どうせなら、魔王様だけでなく多くの魔物に好印象を与えたい。第一印象は大事である。
さすがにダッチオーブン丸ごとのプリンというのは品がないので、シヴァに形や大きさの希望を伝えて、陶器のカップを1ダース用意してもらった。
カップに茶漉しをおき、静かにプリン液を注ぎながら考える。
未だかつて「魔王」に武器を持たずに対峙した人間はいるのだろうか。
将来、自分の息子の敵となる相手の元へ、まさかプリンを携えて行く事になろうとは・・・
(人生って何が起こるか分からない)
前回とは少々作り方が違うので、多めに作って試してみる事にした。
ダッチオーブンに布を敷き、2〜3センチ水を張って、アルミホイルで蓋をして3個のカップを入れた。
◇◆◇◆◇◆◇◆
結果は大成功だった。
前回よりも滑らかでとろける食感になり、試食したシヴァとガロンも絶賛してくれた。
(よし、これならいいだろう)
残りのプリンも同じように作る。
蒸気が中に入らないよう、アルミホイルできっちり蓋をしたので、表面がまるで鏡のようだった。
「あっ、そうだ。謁見は夜って言ってたよね?夕飯は早めにした方がいい?」
「いや、普段通りでいい」
「でも、移動しなきゃならないでしょう?」
「問題ない」
(・・・大丈夫なんだろうか。遅刻とかしなきゃいいけど)
◇◆◇◆◇◆◇◆
夕食の片付けの後、冷やしていたプリンを籠に詰めた。
いつでも出かけられるように身なりを整えていると、シヴァがやってきて籠を持った。
「準備できたようだな。
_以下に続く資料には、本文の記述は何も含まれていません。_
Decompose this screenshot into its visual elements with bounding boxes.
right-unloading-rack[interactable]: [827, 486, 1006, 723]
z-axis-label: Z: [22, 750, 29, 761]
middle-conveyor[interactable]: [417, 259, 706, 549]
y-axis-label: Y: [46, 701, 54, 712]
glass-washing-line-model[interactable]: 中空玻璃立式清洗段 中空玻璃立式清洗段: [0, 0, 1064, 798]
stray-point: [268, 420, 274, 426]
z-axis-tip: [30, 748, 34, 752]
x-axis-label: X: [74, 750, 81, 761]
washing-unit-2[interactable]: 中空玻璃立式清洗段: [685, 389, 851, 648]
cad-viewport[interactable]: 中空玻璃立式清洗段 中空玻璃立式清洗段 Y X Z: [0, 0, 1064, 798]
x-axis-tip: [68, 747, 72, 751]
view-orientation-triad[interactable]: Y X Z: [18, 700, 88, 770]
では行くか。くれぐれも粗相のないようにな」
そう言って、キッチンのすぐ横にある裏口のドアを開けた。
「・・・嘘。何これ」
私はドアの前で立ち尽くした。
美しい広い空間が目の前に広がっていた。
天上は高くアーチ型になっており、どっしりとした石柱に支えられている。壁には青い光が灯り、床の中央に敷いてある赤い絨毯が、奥の玉座と思われる豪華な椅子まで伸びていた。玉座は高い位置にあるが、暗くてよく見えなかった。
(まるでゲームの世界みたい)
私の脳内で、某人気ゲームのBGMが流れていた。
「許可を得て、一時的にこのドアを謁見の間に繋げさせてもらった。行くぞ」
シヴァが広間へ足を運び、私もあわてて後に続いた。
広間に人(魔物)の気配はなく、静寂の中シヴァと私の足音だけが響く。
「ミホ!!」
後ろからガロンの声が響いた。
驚いて振り返ると、巨大な虎が牙を剥いて私に襲いかかろうとしていた。